Me siguió hasta la puerta de cristales. Antes de abrirla me dijo:

—Todo esto escapa a mi comprensión. Fui médico de su familia. Me ocupé de la salud de su mujer.

Le interrumpí:

—¿Por qué no se ha ido de Alemania? No es ningún indigente. Váyase.

Entreabrió ligeramente la puerta y pude ver a la gente que esperaba en la sala.

—Los judíos se ponen enfermos y necesitan atención médica —declaró—. ¿Qué pasaría si todos los médicos se fueran? Los pobres y los ancianos son los que están obligados a quedarse aquí.

—La situación no va a mejorar para usted.

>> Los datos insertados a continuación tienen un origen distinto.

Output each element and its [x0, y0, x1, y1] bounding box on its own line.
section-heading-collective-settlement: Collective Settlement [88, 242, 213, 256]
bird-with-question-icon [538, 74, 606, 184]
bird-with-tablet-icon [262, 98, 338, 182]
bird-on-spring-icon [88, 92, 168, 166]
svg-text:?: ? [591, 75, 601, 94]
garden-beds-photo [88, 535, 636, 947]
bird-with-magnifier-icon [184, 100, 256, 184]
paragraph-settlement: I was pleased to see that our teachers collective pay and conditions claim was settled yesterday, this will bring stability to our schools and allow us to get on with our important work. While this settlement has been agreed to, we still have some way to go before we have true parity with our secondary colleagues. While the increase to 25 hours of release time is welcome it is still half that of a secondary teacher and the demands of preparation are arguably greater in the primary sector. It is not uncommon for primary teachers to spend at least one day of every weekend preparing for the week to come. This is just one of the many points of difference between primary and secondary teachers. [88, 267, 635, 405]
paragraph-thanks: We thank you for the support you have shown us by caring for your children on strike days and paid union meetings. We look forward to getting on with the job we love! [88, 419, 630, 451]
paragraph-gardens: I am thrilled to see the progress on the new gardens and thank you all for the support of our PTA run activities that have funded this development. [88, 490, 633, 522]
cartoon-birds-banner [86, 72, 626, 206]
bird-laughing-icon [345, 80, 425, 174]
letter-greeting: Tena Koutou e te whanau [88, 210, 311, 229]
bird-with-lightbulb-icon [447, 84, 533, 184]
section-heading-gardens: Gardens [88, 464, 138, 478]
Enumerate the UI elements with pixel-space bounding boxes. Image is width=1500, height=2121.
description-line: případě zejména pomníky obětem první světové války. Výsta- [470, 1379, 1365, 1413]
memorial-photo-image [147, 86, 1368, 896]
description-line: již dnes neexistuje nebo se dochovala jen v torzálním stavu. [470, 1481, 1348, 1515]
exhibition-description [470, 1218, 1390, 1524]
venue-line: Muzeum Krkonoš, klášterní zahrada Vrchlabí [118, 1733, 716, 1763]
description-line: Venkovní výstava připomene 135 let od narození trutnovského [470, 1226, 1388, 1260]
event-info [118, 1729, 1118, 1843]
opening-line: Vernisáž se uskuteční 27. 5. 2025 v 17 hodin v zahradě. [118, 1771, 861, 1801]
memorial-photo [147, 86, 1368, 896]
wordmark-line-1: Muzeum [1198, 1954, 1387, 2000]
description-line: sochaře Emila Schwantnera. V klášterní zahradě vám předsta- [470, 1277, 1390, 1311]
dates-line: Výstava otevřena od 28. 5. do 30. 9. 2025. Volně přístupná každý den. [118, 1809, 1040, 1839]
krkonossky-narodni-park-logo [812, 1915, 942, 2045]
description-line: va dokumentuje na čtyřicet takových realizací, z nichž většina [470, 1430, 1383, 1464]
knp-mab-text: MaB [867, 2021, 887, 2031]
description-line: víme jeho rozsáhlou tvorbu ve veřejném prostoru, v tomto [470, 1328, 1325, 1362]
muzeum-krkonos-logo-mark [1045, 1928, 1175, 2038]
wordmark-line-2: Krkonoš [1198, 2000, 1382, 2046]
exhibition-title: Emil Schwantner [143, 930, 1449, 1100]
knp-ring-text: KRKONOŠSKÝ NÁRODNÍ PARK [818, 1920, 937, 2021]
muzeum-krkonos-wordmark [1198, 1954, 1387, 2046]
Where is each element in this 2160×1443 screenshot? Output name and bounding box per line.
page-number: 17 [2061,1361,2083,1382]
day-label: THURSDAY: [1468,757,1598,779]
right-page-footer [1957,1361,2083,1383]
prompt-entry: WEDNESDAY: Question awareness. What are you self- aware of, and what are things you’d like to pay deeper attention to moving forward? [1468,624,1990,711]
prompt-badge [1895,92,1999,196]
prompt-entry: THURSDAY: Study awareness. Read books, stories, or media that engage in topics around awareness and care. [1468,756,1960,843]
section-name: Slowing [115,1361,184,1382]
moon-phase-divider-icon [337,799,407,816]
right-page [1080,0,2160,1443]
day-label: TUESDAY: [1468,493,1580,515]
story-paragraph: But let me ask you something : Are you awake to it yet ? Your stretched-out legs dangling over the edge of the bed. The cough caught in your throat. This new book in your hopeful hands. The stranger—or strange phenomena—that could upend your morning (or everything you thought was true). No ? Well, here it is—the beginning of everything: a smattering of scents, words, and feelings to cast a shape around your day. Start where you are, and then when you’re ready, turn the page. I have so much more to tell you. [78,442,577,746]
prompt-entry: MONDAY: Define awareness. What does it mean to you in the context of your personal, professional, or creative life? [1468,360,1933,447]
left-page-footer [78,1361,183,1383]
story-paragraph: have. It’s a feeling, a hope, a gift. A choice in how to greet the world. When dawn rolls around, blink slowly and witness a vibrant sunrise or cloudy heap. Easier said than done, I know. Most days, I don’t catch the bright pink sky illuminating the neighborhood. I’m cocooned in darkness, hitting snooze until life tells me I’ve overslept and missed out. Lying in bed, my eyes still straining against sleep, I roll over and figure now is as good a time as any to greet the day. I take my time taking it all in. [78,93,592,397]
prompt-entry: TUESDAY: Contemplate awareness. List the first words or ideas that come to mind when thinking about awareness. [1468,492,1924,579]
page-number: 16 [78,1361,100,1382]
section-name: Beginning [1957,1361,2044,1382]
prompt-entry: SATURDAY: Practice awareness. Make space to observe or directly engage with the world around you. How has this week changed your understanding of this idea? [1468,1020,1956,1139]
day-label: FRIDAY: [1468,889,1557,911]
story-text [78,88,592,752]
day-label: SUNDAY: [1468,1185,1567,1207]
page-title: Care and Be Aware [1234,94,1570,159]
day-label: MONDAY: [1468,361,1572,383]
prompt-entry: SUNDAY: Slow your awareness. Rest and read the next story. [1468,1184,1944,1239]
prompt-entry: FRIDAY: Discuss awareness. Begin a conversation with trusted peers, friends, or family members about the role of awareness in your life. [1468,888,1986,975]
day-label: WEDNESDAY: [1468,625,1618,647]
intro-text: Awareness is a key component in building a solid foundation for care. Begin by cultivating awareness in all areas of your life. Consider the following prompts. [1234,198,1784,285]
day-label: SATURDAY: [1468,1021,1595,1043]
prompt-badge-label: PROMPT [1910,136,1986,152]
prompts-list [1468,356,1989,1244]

—Ya no puede ponerse peor de lo que está. Hemos dejado de ser ciudadanos. Carecemos de derechos legales. Se nos confiscan nuestras propiedades. Estamos a merced de los matones callejeros. No puedo pertenecer a un hospital. Y tampoco obtener medicinas. En nombre de la Humanidad, ¿qué más pueden hacernos?

Heydrich tiene razón en lo que se refiere a los peligros de intimar demasiado con los judíos. Tienen esa costumbre de suplicar, gimotear, tratar de inspirar lástima. Aun cuando he de admitir que el doctor Weiss se comportaba con dignidad.